What MSPZ v1 Changed

v1 sorts points along a Morton curve for spatial locality, delta-encodes, and compresses 256 KB chunks with zstd level 5 instead of gzip. Better compressor, better point ordering — but the data is still interleaved, so zstd is still fighting mixed data types within each chunk.

What MSPZ v3 Does Differently

v3 separates each byte position into its own plane before compression. Instead of storing 20 interleaved bytes per point, it creates 20 planes of N bytes each: all "position X byte 0" values together, all "position X byte 1" values together, all "color R" values together, and so on.

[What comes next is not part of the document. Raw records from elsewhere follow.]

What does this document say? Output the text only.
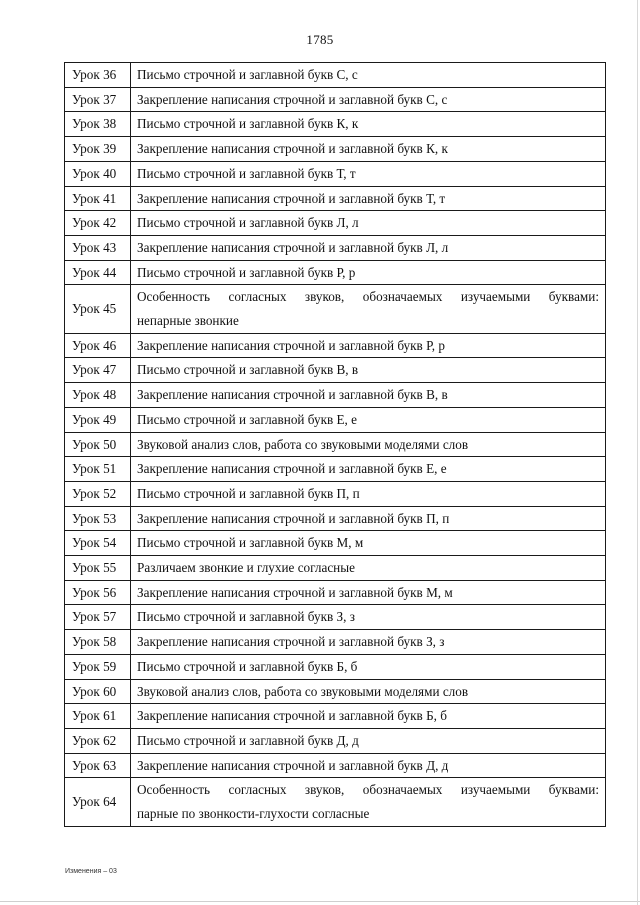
1785
Урок 36	Письмо строчной и заглавной букв С, с
Урок 37	Закрепление написания строчной и заглавной букв С, с
Урок 38	Письмо строчной и заглавной букв К, к
Урок 39	Закрепление написания строчной и заглавной букв К, к
Урок 40	Письмо строчной и заглавной букв Т, т
Урок 41	Закрепление написания строчной и заглавной букв Т, т
Урок 42	Письмо строчной и заглавной букв Л, л
Урок 43	Закрепление написания строчной и заглавной букв Л, л
Урок 44	Письмо строчной и заглавной букв Р, р
Урок 45	Особенность согласных звуков, обозначаемых изучаемыми буквами:
непарные звонкие
Урок 46	Закрепление написания строчной и заглавной букв Р, р
Урок 47	Письмо строчной и заглавной букв В, в
Урок 48	Закрепление написания строчной и заглавной букв В, в
Урок 49	Письмо строчной и заглавной букв Е, е
Урок 50	Звуковой анализ слов, работа со звуковыми моделями слов
Урок 51	Закрепление написания строчной и заглавной букв Е, е
Урок 52	Письмо строчной и заглавной букв П, п
Урок 53	Закрепление написания строчной и заглавной букв П, п
Урок 54	Письмо строчной и заглавной букв М, м
Урок 55	Различаем звонкие и глухие согласные
Урок 56	Закрепление написания строчной и заглавной букв М, м
Урок 57	Письмо строчной и заглавной букв З, з
Урок 58	Закрепление написания строчной и заглавной букв З, з
Урок 59	Письмо строчной и заглавной букв Б, б
Урок 60	Звуковой анализ слов, работа со звуковыми моделями слов
Урок 61	Закрепление написания строчной и заглавной букв Б, б
Урок 62	Письмо строчной и заглавной букв Д, д
Урок 63	Закрепление написания строчной и заглавной букв Д, д
Урок 64	Особенность согласных звуков, обозначаемых изучаемыми буквами:
парные по звонкости-глухости согласные
Изменения – 03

Then it delta-encodes and compresses each plane independently with zstd level 1 — the fastest setting.

This works because bytes from the same sub-channel are far more correlated than bytes from different fields. Delta encoding on a homogeneous stream produces long runs of near-zero values. zstd crushes these trivially, even at its lowest level. v1 at zstd level 5 can't match v3 at level 1 because it's trying to compress a fundamentally harder input.

v3 also prunes splats with sigmoid opacity below 0.05 — nearly invisible points that cost bytes but contribute nothing visible. This drops 1.5–3% of points per scene.

Quantization

All three formats use the same lossy quantization from float32 down to integer representations. The errors are well below perceptual thresholds for Gaussian splats:

Field	Encoding	RMSE
Position	float32 → 24-bit fixed-point	~0.00007
Color (SH DC)	float32 → uint8	~0.0075
Scale	float32 → uint8 (log-scale)	~0.018
Rotation	float32 → uint8 [-1, 1]	0.009–0.057

Gaussian splats are fuzzy overlapping blobs — sub-millimeter position errors and sub-percent color errors are invisible in the final render.

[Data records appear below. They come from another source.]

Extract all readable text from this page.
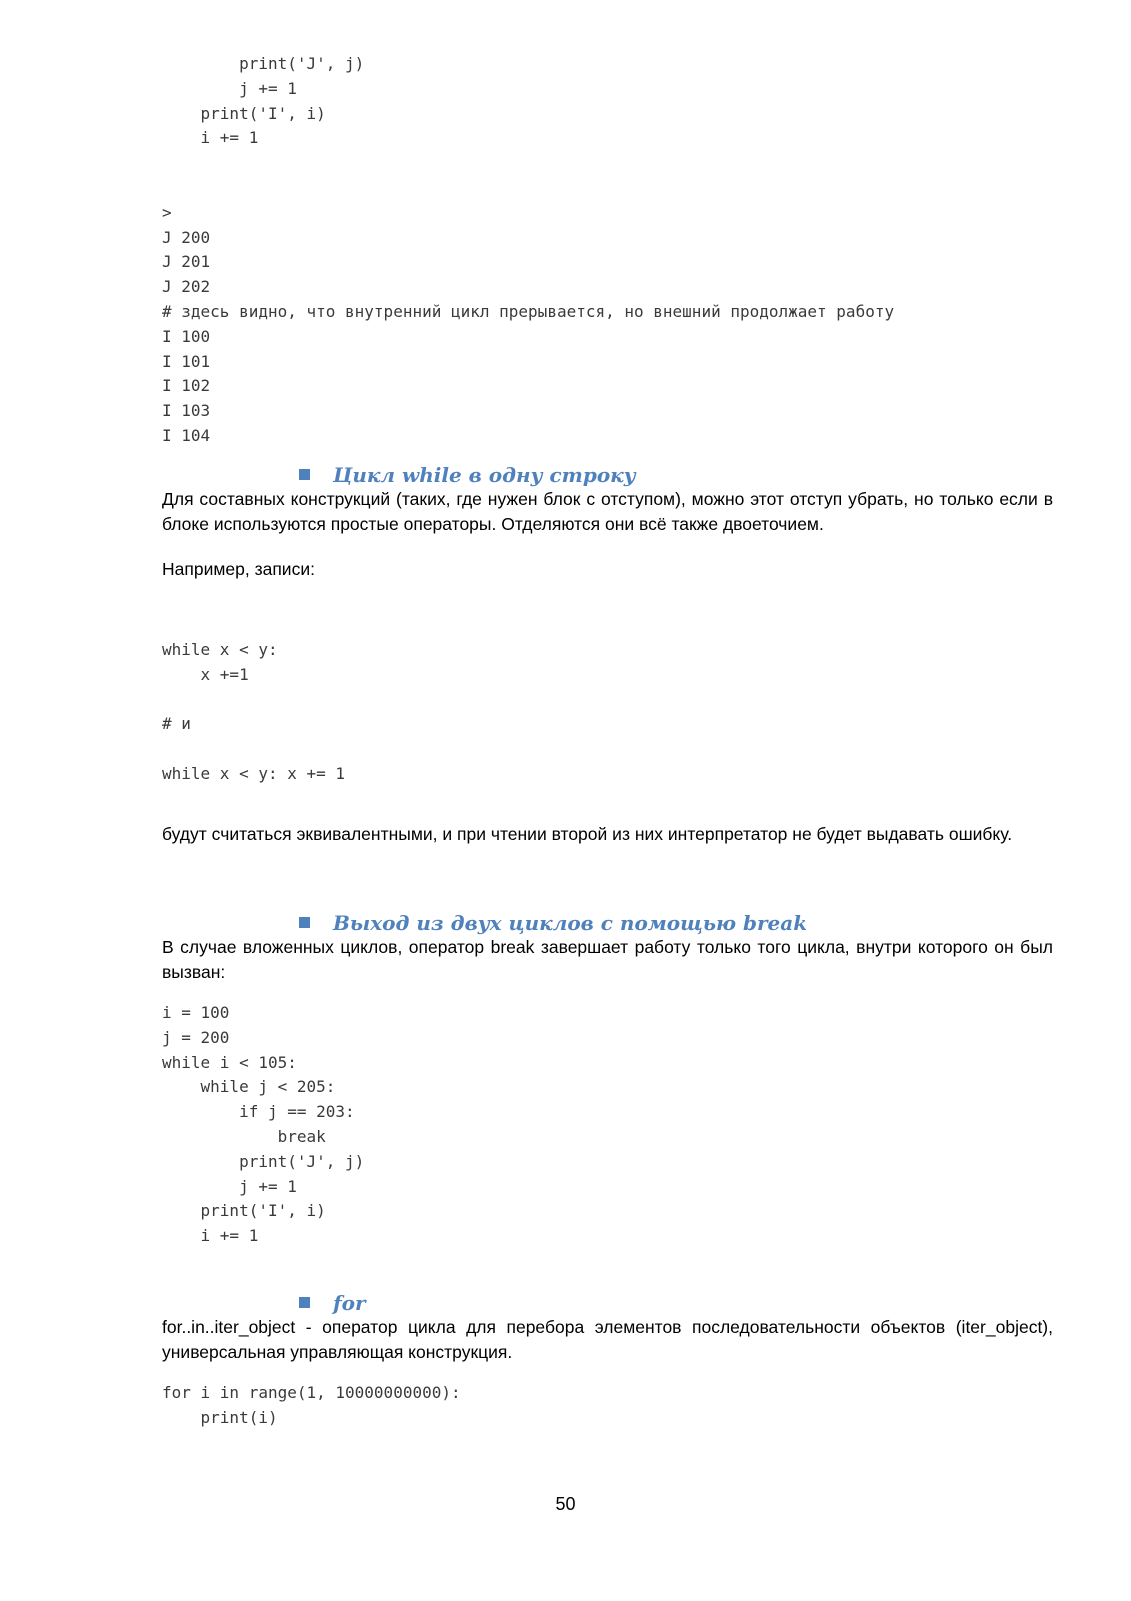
print('J', j)
j += 1
print('I', i)
i += 1

>
J 200
J 201
J 202
# здесь видно, что внутренний цикл прерывается, но внешний продолжает работу
I 100
I 101
I 102
I 103
I 104
Цикл while в одну строку

Для составных конструкций (таких, где нужен блок с отступом), можно этот отступ убрать, но только если в блоке используются простые операторы. Отделяются они всё также двоеточием.

Например, записи:

while x < y:
x +=1

# и

while x < y: x += 1

будут считаться эквивалентными, и при чтении второй из них интерпретатор не будет выдавать ошибку.

Выход из двух циклов с помощью break

В случае вложенных циклов, оператор break завершает работу только того цикла, внутри которого он был вызван:

i = 100
j = 200
while i < 105:
while j < 205:
if j == 203:
break
print('J', j)
j += 1
print('I', i)
i += 1
for

for..in..iter_object - оператор цикла для перебора элементов последовательности объектов (iter_object), универсальная управляющая конструкция.

for i in range(1, 10000000000):
print(i)
50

zstd Level Doesn't Matter When the Layout Is Right

We benchmarked both formats across all 19 zstd levels (averaged across 5 captures):

Level	v1 Size	v1 Time	v3 Size	v3 Time	v3 Δ from L1
1	11.98 MB	352 ms	9.34 MB	262 ms	baseline
3	11.79 MB	282 ms	9.44 MB	278 ms	+1.1%
5	11.58 MB	373 ms	9.40 MB	328 ms	+0.6%
8	11.48 MB	502 ms	9.32 MB	375 ms	−0.2%
12	11.21 MB	1599 ms	9.31 MB	453 ms	−0.3%
16	11.01 MB	2639 ms	9.17 MB	887 ms	−1.8%
19	10.97 MB	3424 ms	9.17 MB	2838 ms	−1.8%

v3 at level 1 (9.34 MB, 262 ms) already beats v1 at level 19 (10.97 MB, 3424 ms) — both smaller and 13x faster. The byte-plane layout is so much more compressible that the fastest zstd setting on v3 wins over the slowest on v1.

For v1, going from level 1 to 19 saves 1.01 MB (8.4%) but costs 10x more time. For v3, the same sweep saves just 0.17 MB (1.8%). Levels 2–7 on v3 are actually larger than level 1 — zstd's more aggressive strategies backfire on data that's already this clean. The total range across all 19 levels is under 3%.

Level 1 is the sweet spot. The layout does the work, not the compressor.

MSPZ is what powers splat delivery in Mukbang — 33% less data means faster loads on every capture.